As I was telling Jimmy about my trip, he asked me, “You got a Michigan page in that notebook there?” I told him I didn’t, which was possibly the best thing that could have happened. Jimmy got this wild look in his eyes and took a huge swig of his beer and told me, “Start a Michigan page and write this shit down.” Jimmy’s mouth erupted with a stream of consciousness that put any Zagat’s review to shame. He started taking me on the very route I should take, all the while thinking out loud about whether or not to take the interstate or back roads. I found this to be extremely humorous and enjoyable. It was also incredibly informative. He was able to give me names of places I had not heard of before close to places that I would definitely go if I were in Michigan. He rattled off the places he visits when he comes to the Twin Cities and it read like a must-see tour of the cities. Then we got on the subject of things to do in Des Moines and the floodgates broke off the hinges. I was deluged with places to eat, complete with food descriptions. He told me the bars to go to, the bars to avoid. The tap rooms that were worth my time and the ones I could probably skip. He had a very unique way of conveying the idea that a certain menu item would be rated with a five-star review. He then paused and asked me where I was headed to after el Bait Shop. I told him that this was my last stop of the trip and that after this, I was headed home. The abject horror and disappointment on his face was akin to telling a child that Santa and the Easter Bunny are not real. Jimmy did not want me to leave. In fact, he continued going on with his list of places that I had to eat in Des Moines, Smokey D’s, Royal Mile, Hesson House and Mullet’s. At one point, he stopped mid-sentence and his face looked like he just realized he left home with all of his gas burners going on the stove, and he said, “Oh shit, is it Tuesday!?!?!” I told him it was in face Tuesday, to which he replied, “Oh, you gotta go to Jethro’s, they got half-priced wings on Tuesdays!” Again, I had to remind him that I was heading home. However, Jimmy is a problem-solver and an innovator. He then asked, “How good are you at eating in the car? You could go to Jethro’s and just get the wings to go!” I gave Jimmy points for thinking outside the box. I assured him that I would someday be back and would make sure to stop at Jethro’s for wings. I wrapped things up and said goodbye to Jimmy.

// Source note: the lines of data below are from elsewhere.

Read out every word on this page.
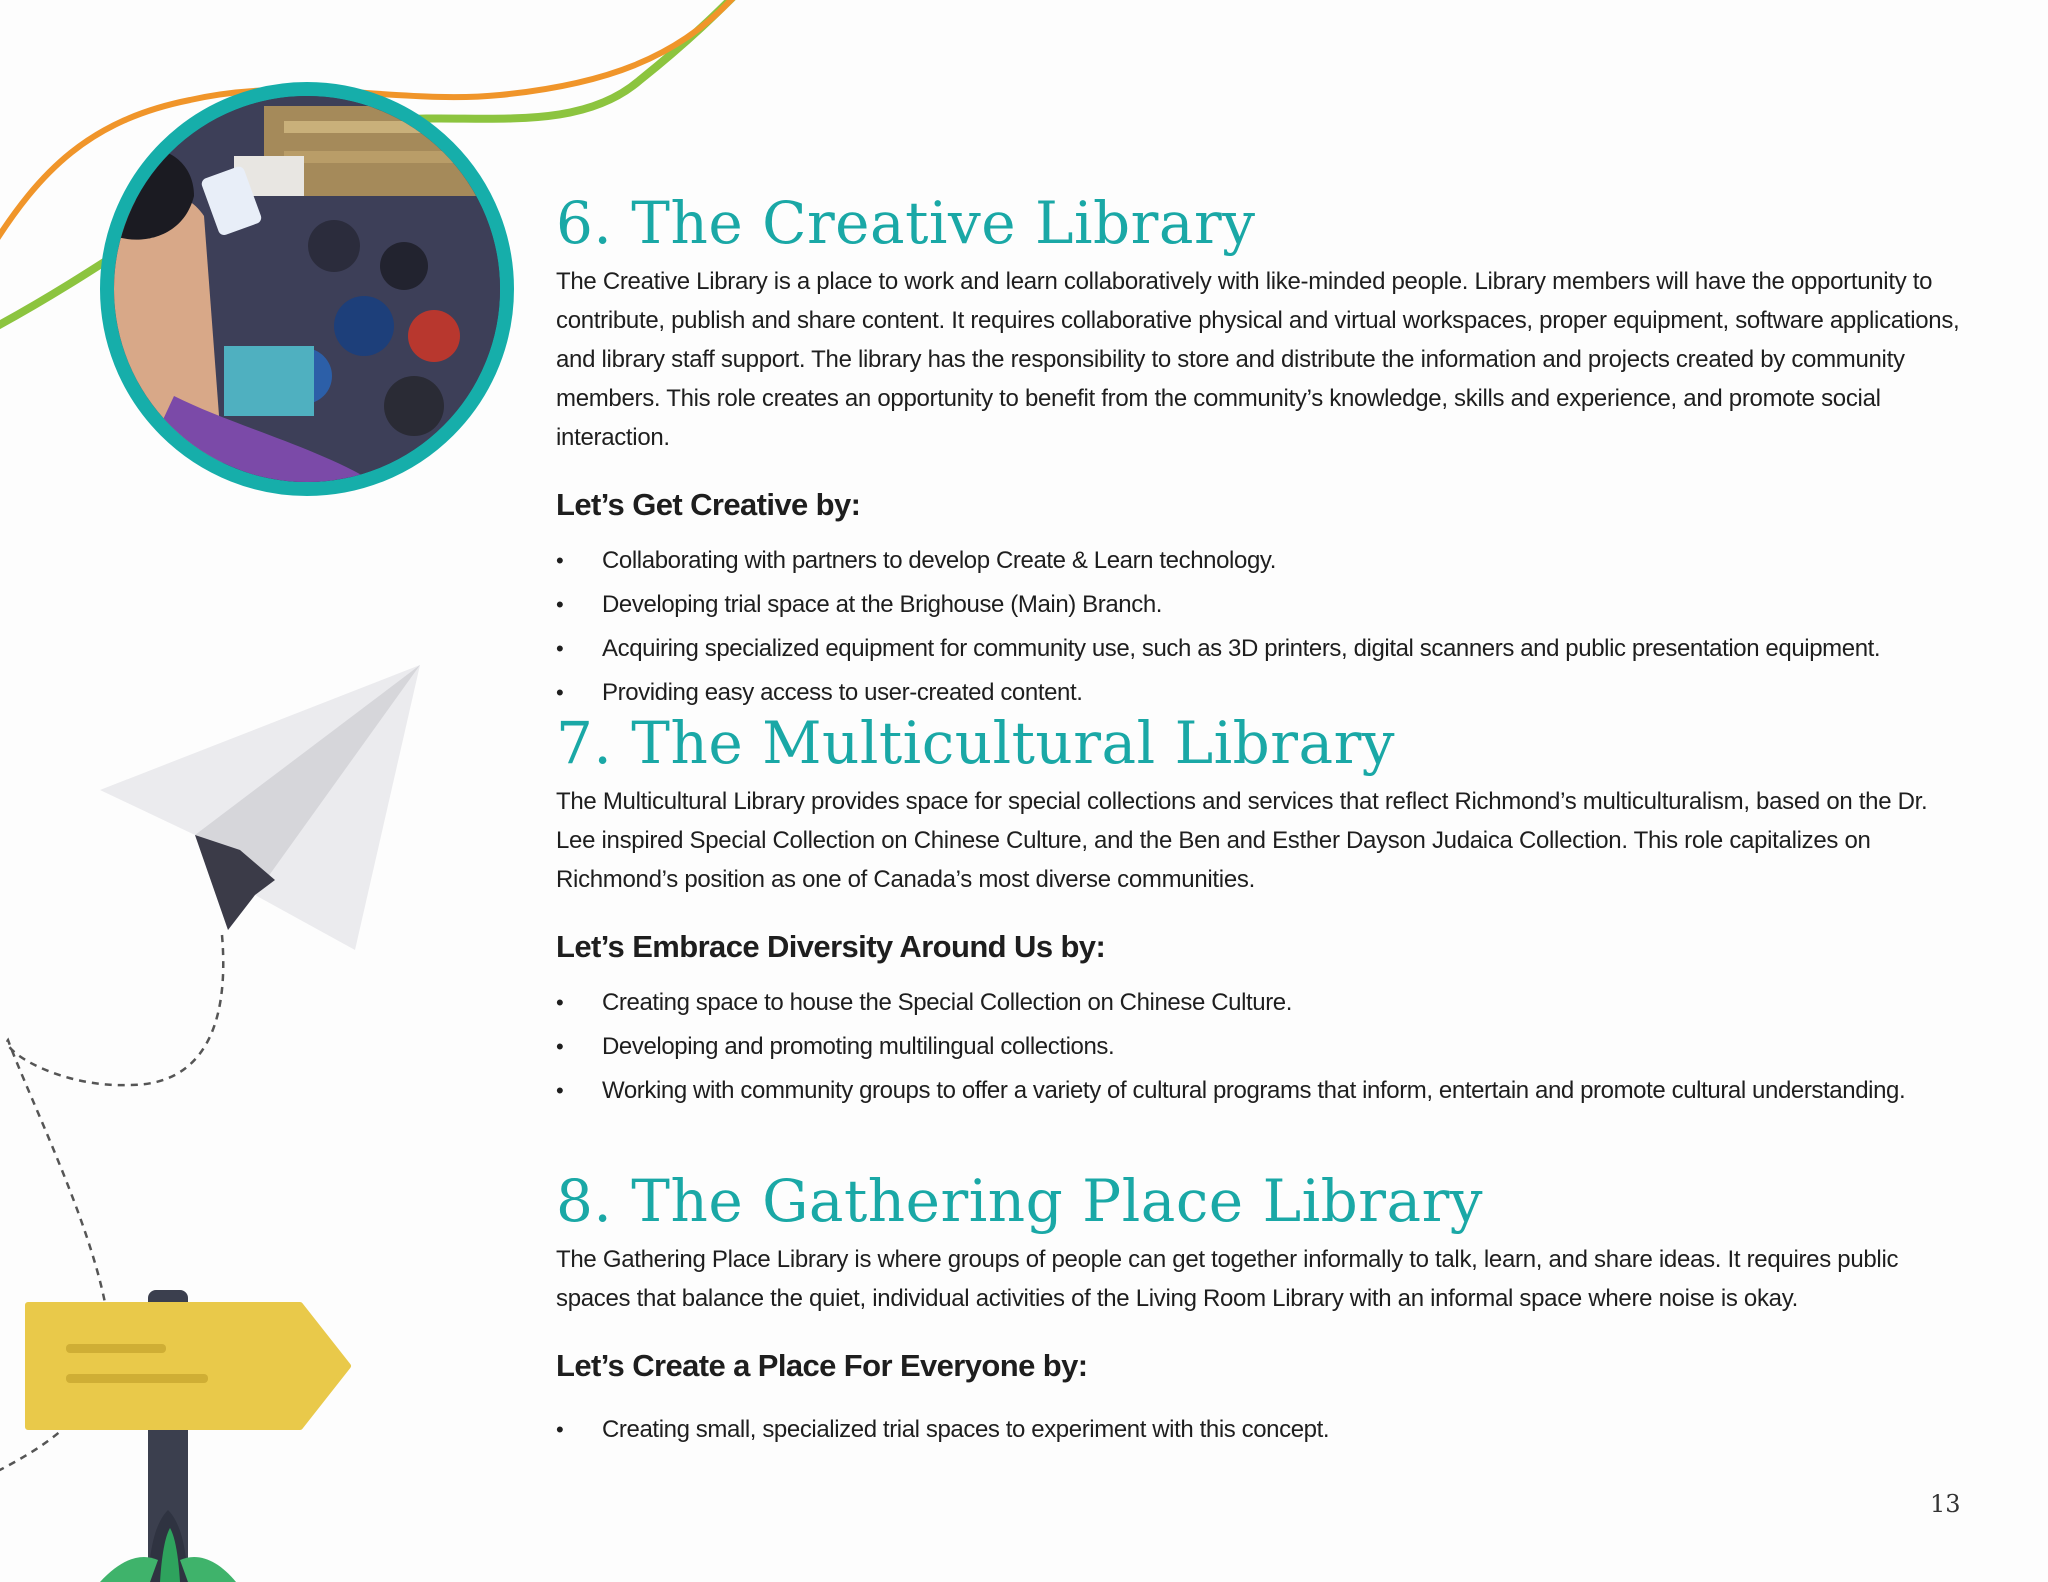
6. The Creative Library

The Creative Library is a place to work and learn collaboratively with like-minded people. Library members will have the opportunity to contribute, publish and share content. It requires collaborative physical and virtual workspaces, proper equipment, software applications, and library staff support. The library has the responsibility to store and distribute the information and projects created by community members. This role creates an opportunity to benefit from the community’s knowledge, skills and experience, and promote social interaction.

Let’s Get Creative by:
• Collaborating with partners to develop Create & Learn technology.
• Developing trial space at the Brighouse (Main) Branch.
• Acquiring specialized equipment for community use, such as 3D printers, digital scanners and public presentation equipment.
• Providing easy access to user-created content.
7. The Multicultural Library

The Multicultural Library provides space for special collections and services that reflect Richmond’s multiculturalism, based on the Dr. Lee inspired Special Collection on Chinese Culture, and the Ben and Esther Dayson Judaica Collection. This role capitalizes on Richmond’s position as one of Canada’s most diverse communities.

Let’s Embrace Diversity Around Us by:
• Creating space to house the Special Collection on Chinese Culture.
• Developing and promoting multilingual collections.
• Working with community groups to offer a variety of cultural programs that inform, entertain and promote cultural understanding.
8. The Gathering Place Library

The Gathering Place Library is where groups of people can get together informally to talk, learn, and share ideas. It requires public spaces that balance the quiet, individual activities of the Living Room Library with an informal space where noise is okay.

Let’s Create a Place For Everyone by:
• Creating small, specialized trial spaces to experiment with this concept.
13
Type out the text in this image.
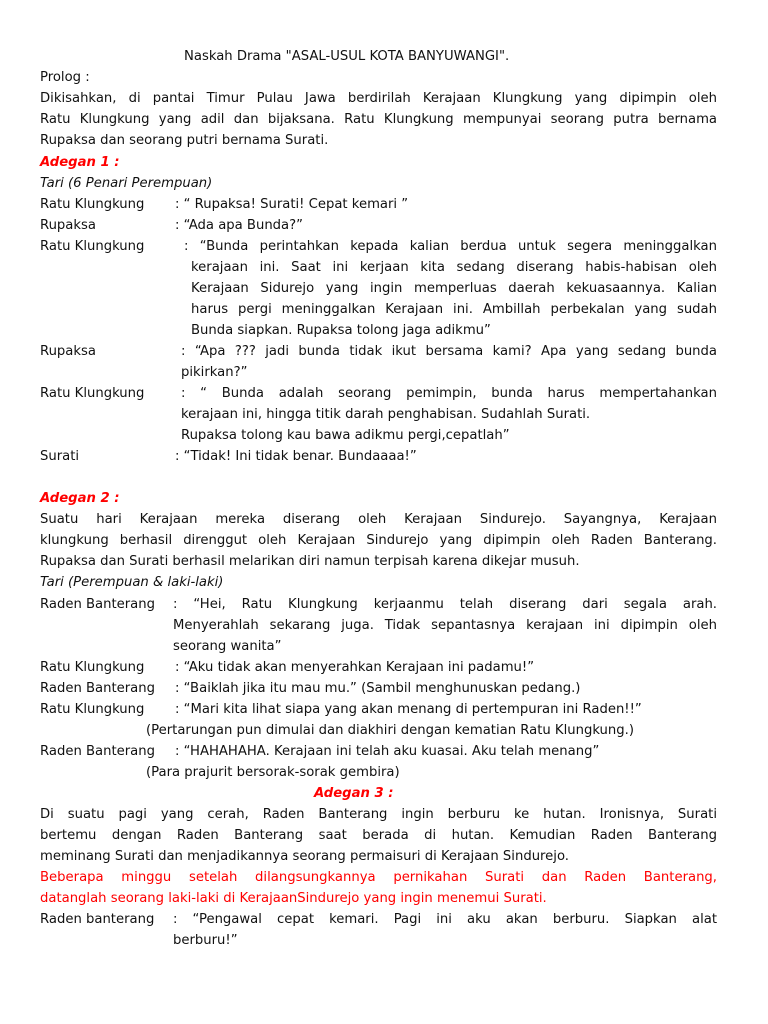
Naskah Drama "ASAL-USUL KOTA BANYUWANGI".
Prolog :
Dikisahkan, di pantai Timur Pulau Jawa berdirilah Kerajaan Klungkung yang dipimpin oleh
Ratu Klungkung yang adil dan bijaksana. Ratu Klungkung mempunyai seorang putra bernama
Rupaksa dan seorang putri bernama Surati.
Adegan 1 :
Tari (6 Penari Perempuan)
Ratu Klungkung : “ Rupaksa! Surati! Cepat kemari ”
Rupaksa	: “Ada apa Bunda?”
Ratu Klungkung	: “Bunda perintahkan kepada kalian berdua untuk segera meninggalkan
kerajaan ini. Saat ini kerjaan kita sedang diserang habis-habisan oleh
Kerajaan Sidurejo yang ingin memperluas daerah kekuasaannya. Kalian
harus pergi meninggalkan Kerajaan ini. Ambillah perbekalan yang sudah
Bunda siapkan. Rupaksa tolong jaga adikmu”
Rupaksa	: “Apa ??? jadi bunda tidak ikut bersama kami? Apa yang sedang bunda
pikirkan?”
Ratu Klungkung	: “ Bunda adalah seorang pemimpin, bunda harus mempertahankan
kerajaan ini, hingga titik darah penghabisan. Sudahlah Surati.
Rupaksa tolong kau bawa adikmu pergi,cepatlah”
Surati	: “Tidak! Ini tidak benar. Bundaaaa!”
Adegan 2 :
Suatu hari Kerajaan mereka diserang oleh Kerajaan Sindurejo. Sayangnya, Kerajaan
klungkung berhasil direnggut oleh Kerajaan Sindurejo yang dipimpin oleh Raden Banterang.
Rupaksa dan Surati berhasil melarikan diri namun terpisah karena dikejar musuh.
Tari (Perempuan & laki-laki)
Raden Banterang : “Hei, Ratu Klungkung kerjaanmu telah diserang dari segala arah.
Menyerahlah sekarang juga. Tidak sepantasnya kerajaan ini dipimpin oleh
seorang wanita”
Ratu Klungkung : “Aku tidak akan menyerahkan Kerajaan ini padamu!”
Raden Banterang : “Baiklah jika itu mau mu.” (Sambil menghunuskan pedang.)
Ratu Klungkung : “Mari kita lihat siapa yang akan menang di pertempuran ini Raden!!”
(Pertarungan pun dimulai dan diakhiri dengan kematian Ratu Klungkung.)
Raden Banterang : “HAHAHAHA. Kerajaan ini telah aku kuasai. Aku telah menang”
(Para prajurit bersorak-sorak gembira)
Adegan 3 :
Di suatu pagi yang cerah, Raden Banterang ingin berburu ke hutan. Ironisnya, Surati
bertemu dengan Raden Banterang saat berada di hutan. Kemudian Raden Banterang
meminang Surati dan menjadikannya seorang permaisuri di Kerajaan Sindurejo.
Beberapa minggu setelah dilangsungkannya pernikahan Surati dan Raden Banterang,
datanglah seorang laki-laki di KerajaanSindurejo yang ingin menemui Surati.
Raden banterang : “Pengawal cepat kemari. Pagi ini aku akan berburu. Siapkan alat
berburu!”
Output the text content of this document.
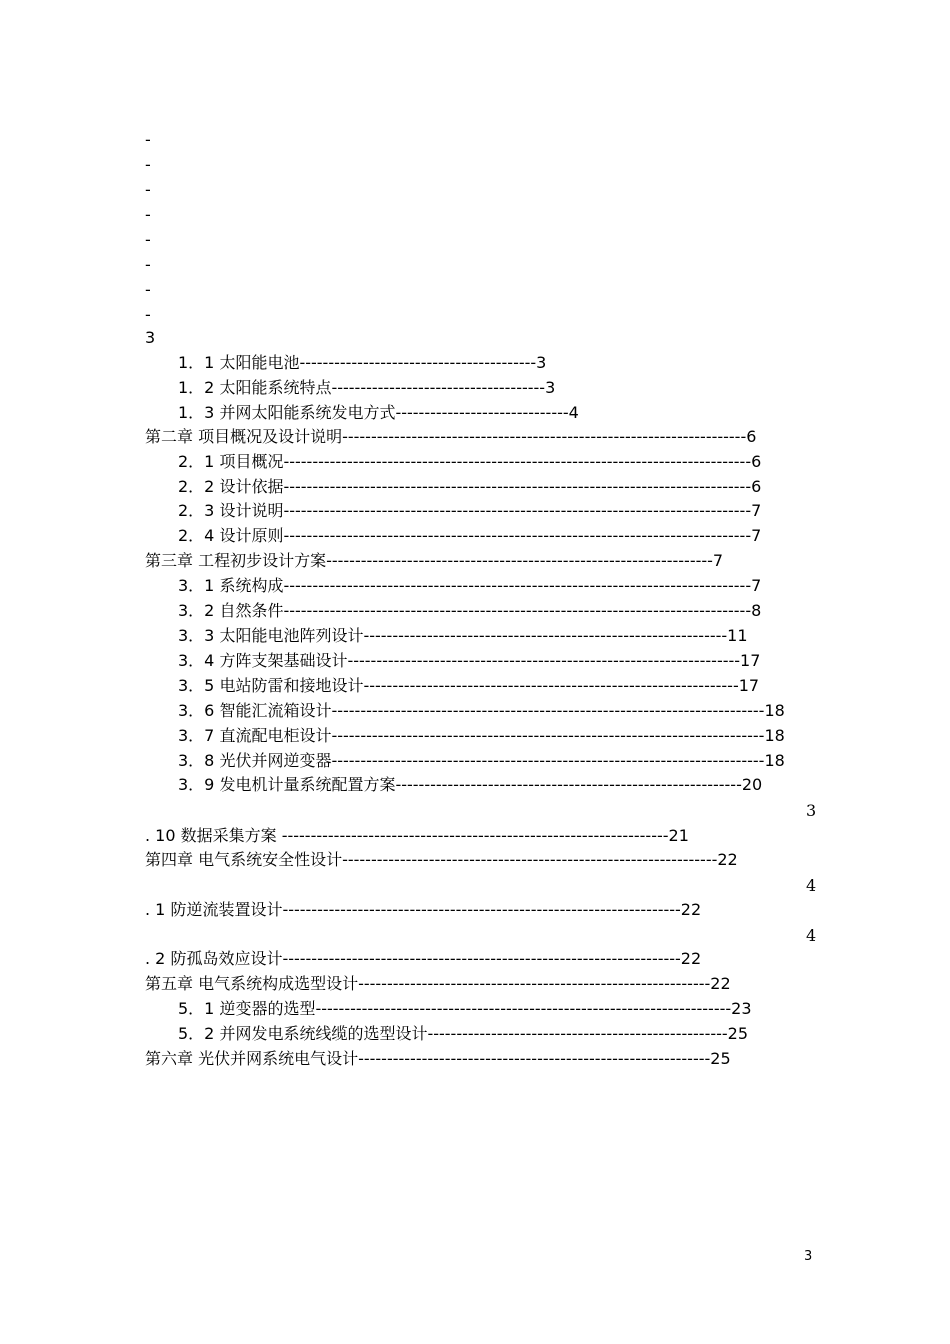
-
-
-
-
-
-
-
-
3
1．1 太阳能电池-----------------------------------------3
1．2 太阳能系统特点-------------------------------------3
1．3 并网太阳能系统发电方式------------------------------4
第二章 项目概况及设计说明----------------------------------------------------------------------6
2．1 项目概况---------------------------------------------------------------------------------6
2．2 设计依据---------------------------------------------------------------------------------6
2．3 设计说明---------------------------------------------------------------------------------7
2．4 设计原则---------------------------------------------------------------------------------7
第三章 工程初步设计方案-------------------------------------------------------------------7
3．1 系统构成---------------------------------------------------------------------------------7
3．2 自然条件---------------------------------------------------------------------------------8
3．3 太阳能电池阵列设计---------------------------------------------------------------11
3．4 方阵支架基础设计--------------------------------------------------------------------17
3．5 电站防雷和接地设计-----------------------------------------------------------------17
3．6 智能汇流箱设计---------------------------------------------------------------------------18
3．7 直流配电柜设计---------------------------------------------------------------------------18
3．8 光伏并网逆变器---------------------------------------------------------------------------18
3．9 发电机计量系统配置方案------------------------------------------------------------20
3
. 10 数据采集方案 -------------------------------------------------------------------21
第四章 电气系统安全性设计-----------------------------------------------------------------22
4
. 1 防逆流装置设计---------------------------------------------------------------------22
4
. 2 防孤岛效应设计---------------------------------------------------------------------22
第五章 电气系统构成选型设计-------------------------------------------------------------22
5．1 逆变器的选型------------------------------------------------------------------------23
5．2 并网发电系统线缆的选型设计----------------------------------------------------25
第六章 光伏并网系统电气设计-------------------------------------------------------------25
3
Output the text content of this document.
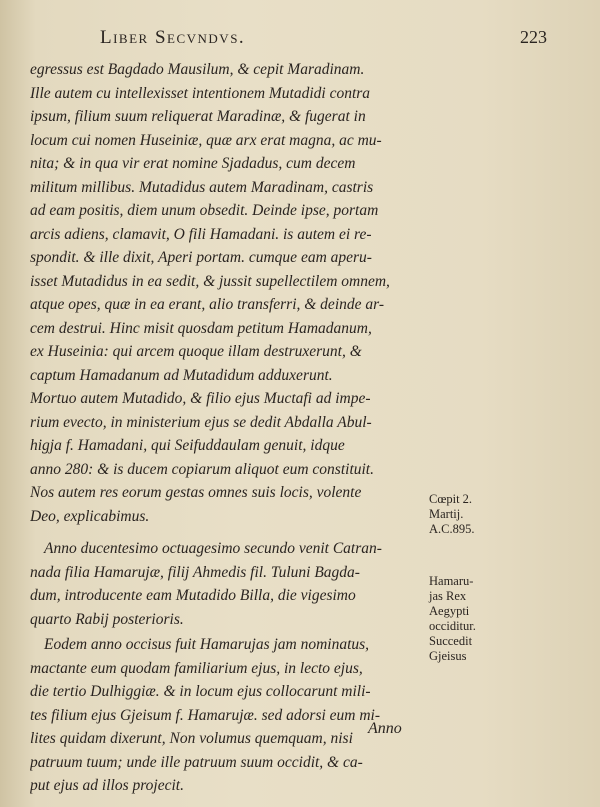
Liber Secvndvs.	223
egressus est Bagdado Mausilum, & cepit Maradinam.
Ille autem cu intellexisset intentionem Mutadidi contra
ipsum, filium suum reliquerat Maradinæ, & fugerat in
locum cui nomen Huseiniæ, quæ arx erat magna, ac mu-
nita; & in qua vir erat nomine Sjadadus, cum decem
militum millibus. Mutadidus autem Maradinam, castris
ad eam positis, diem unum obsedit. Deinde ipse, portam
arcis adiens, clamavit, O fili Hamadani. is autem ei re-
spondit. & ille dixit, Aperi portam. cumque eam aperu-
isset Mutadidus in ea sedit, & jussit supellectilem omnem,
atque opes, quæ in ea erant, alio transferri, & deinde ar-
cem destrui. Hinc misit quosdam petitum Hamadanum,
ex Huseinia: qui arcem quoque illam destruxerunt, &
captum Hamadanum ad Mutadidum adduxerunt.
Mortuo autem Mutadido, & filio ejus Muctafi ad impe-
rium evecto, in ministerium ejus se dedit Abdalla Abul-
higja f. Hamadani, qui Seifuddaulam genuit, idque
anno 280: & is ducem copiarum aliquot eum constituit.
Nos autem res eorum gestas omnes suis locis, volente
Deo, explicabimus.
Anno ducentesimo octuagesimo secundo venit Catran-
nada filia Hamarujæ, filij Ahmedis fil. Tuluni Bagda-
dum, introducente eam Mutadido Billa, die vigesimo
quarto Rabij posterioris.
Eodem anno occisus fuit Hamarujas jam nominatus,
mactante eum quodam familiarium ejus, in lecto ejus,
die tertio Dulhiggiæ. & in locum ejus collocarunt mili-
tes filium ejus Gjeisum f. Hamarujæ. sed adorsi eum mi-
lites quidam dixerunt, Non volumus quemquam, nisi
patruum tuum; unde ille patruum suum occidit, & ca-
put ejus ad illos projecit.
Cœpit 2.
Martij.
A.C.895.
Hamaru-
jas Rex
Aegypti
occiditur.
Succedit
Gjeisus
Anno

It had been a tremendous day of meeting great people and enjoying wonderful craft beer, but all good things must come to an end. Before I knew it, I was turning into my driveway and I could see my wife in the kitchen window. I began unloading the car and stepped back into the house after three weeks of absence. The aroma of brownies along with a smiling wife greeted me and I was happy to be home.